- Catcher
- Born: August 29, 1977 (age 47) Melrose, Massachusetts, U.S.
- Batted: RightThrew: Right

MLB debut
- October 3, 1999, for the Boston Red Sox

Last MLB appearance
- October 3, 1999, for the Boston Red Sox

MLB statistics
- Games played: 1
- At bats: 2
- Hits: 0
- Stats at Baseball Reference

Teams
- Boston Red Sox (1999);

= Steve Lomasney =

American baseball player (born 1977)

Steven James Lomasney (born August 29, 1977) is an American former professional baseball catcher who played in a single Major League Baseball (MLB) game. In the late 1990s, he was a highly regarded prospect for the Boston Red Sox. During his career, he batted and threw right-handed, stood 6 ft 0 in tall, and weighed 185 lb.

==Early years==
Lomasney grew up in Peabody, Massachusetts, where he played both baseball and football. He became a local hero when he caught for the Peabody High School baseball team that won the Greater Boston League Championship and played quarterback and defensive end for two Massachusetts Super Bowl teams.
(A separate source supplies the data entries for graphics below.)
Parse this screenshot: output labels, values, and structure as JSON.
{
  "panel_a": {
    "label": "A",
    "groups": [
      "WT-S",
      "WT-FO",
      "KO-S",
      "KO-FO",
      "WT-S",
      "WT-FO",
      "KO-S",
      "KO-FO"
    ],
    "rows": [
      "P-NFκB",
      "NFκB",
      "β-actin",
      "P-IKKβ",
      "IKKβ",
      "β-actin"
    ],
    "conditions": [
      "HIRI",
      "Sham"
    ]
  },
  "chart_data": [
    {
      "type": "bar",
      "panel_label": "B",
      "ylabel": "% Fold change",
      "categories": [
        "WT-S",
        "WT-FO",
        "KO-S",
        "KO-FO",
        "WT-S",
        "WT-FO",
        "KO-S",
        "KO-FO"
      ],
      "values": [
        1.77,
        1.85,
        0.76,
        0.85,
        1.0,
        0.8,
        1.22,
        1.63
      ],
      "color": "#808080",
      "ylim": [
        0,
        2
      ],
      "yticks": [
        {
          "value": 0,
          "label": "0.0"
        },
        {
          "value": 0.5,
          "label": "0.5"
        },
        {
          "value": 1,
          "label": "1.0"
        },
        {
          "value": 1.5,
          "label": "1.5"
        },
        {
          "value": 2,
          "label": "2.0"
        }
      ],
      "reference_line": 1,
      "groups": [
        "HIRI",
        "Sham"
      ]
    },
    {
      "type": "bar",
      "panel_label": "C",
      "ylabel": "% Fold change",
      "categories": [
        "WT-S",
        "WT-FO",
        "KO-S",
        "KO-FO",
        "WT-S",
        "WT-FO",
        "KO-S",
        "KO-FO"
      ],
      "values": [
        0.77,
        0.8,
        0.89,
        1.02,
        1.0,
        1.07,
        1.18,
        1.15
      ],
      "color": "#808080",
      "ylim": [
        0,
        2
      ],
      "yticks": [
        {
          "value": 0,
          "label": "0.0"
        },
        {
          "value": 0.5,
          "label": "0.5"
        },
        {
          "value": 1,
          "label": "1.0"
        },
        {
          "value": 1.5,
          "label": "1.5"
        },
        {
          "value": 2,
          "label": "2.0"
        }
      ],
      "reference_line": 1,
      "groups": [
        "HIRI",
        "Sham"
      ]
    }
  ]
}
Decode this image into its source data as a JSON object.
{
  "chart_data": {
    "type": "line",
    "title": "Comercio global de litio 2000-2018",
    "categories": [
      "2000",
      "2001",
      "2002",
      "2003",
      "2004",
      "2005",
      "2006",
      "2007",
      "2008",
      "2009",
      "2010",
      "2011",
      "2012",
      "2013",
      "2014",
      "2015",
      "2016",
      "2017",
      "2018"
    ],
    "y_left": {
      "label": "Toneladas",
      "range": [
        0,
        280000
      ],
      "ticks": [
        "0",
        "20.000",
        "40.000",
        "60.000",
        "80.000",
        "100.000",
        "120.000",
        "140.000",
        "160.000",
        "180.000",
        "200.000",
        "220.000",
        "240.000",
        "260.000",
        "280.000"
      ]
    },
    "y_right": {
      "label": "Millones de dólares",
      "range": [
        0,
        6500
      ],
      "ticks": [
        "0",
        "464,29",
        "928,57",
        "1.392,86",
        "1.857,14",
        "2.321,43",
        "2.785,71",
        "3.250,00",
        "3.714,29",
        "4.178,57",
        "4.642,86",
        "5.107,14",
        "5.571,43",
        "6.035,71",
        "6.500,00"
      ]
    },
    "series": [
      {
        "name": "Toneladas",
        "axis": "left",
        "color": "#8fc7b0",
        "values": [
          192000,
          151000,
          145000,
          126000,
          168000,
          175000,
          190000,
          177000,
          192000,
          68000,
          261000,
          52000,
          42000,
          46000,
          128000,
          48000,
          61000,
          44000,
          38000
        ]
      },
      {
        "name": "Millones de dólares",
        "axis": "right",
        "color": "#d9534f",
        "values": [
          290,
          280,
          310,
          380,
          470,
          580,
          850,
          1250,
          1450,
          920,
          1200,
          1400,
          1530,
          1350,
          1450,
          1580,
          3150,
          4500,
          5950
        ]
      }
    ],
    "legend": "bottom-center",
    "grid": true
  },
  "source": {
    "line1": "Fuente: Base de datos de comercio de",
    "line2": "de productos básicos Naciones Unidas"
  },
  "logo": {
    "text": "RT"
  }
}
Lomasney was named the MVP of the Greater Boston League, Player of the Year, and a member of All-Scholastic teams in football and baseball.

==Playing career==
After being selected by Boston in the fifth round of the 1995 MLB draft, Lomasney signed with the Red Sox on June 29, 1995. He became a rising star in the system, and given his roots, a much-hoped-for future Fenway Park favorite.

In 1999, Lomasney split time between the Class A-Advanced Sarasota Red Sox and Double-A Trenton Thunder; overall he batted .259 with 20 home runs and 59 RBIs and was named Minor League Player of the Year for Sarasota. Lomasney's major league career consisted of a single game played at Camden Yards in Baltimore on October 3, 1999, the final regular season game for the 1999 Red Sox. He came into the game as a defensive replacement for Jason Varitek in the bottom of the fifth inning. Offensively, Lomasney batted twice, striking out both times, while defensively he threw out two runners who tried to steal second base. Scott Hatteberg replaced Lomasney in the bottom of the 10th inning as Tim Wakefield retired the side to save a 1–0 Boston victory.

Lomasney suffered a serious eye injury with the Triple-A Pawtucket Red Sox in August 2001, when he was hit in the face with a batted ball during batting practice; his eyesight never fully recovered. He remained in the Red Sox organization until 2002, when he was granted free agency. He moved through the farm systems of the Baltimore Orioles, Cincinnati Reds, and Minnesota Twins, before being released by the Twins on August 3, 2006. Overall, in 12 seasons of Minor League Baseball, Lomasney batted .229 with 93 home runs and 395 RBIs in 918 games played.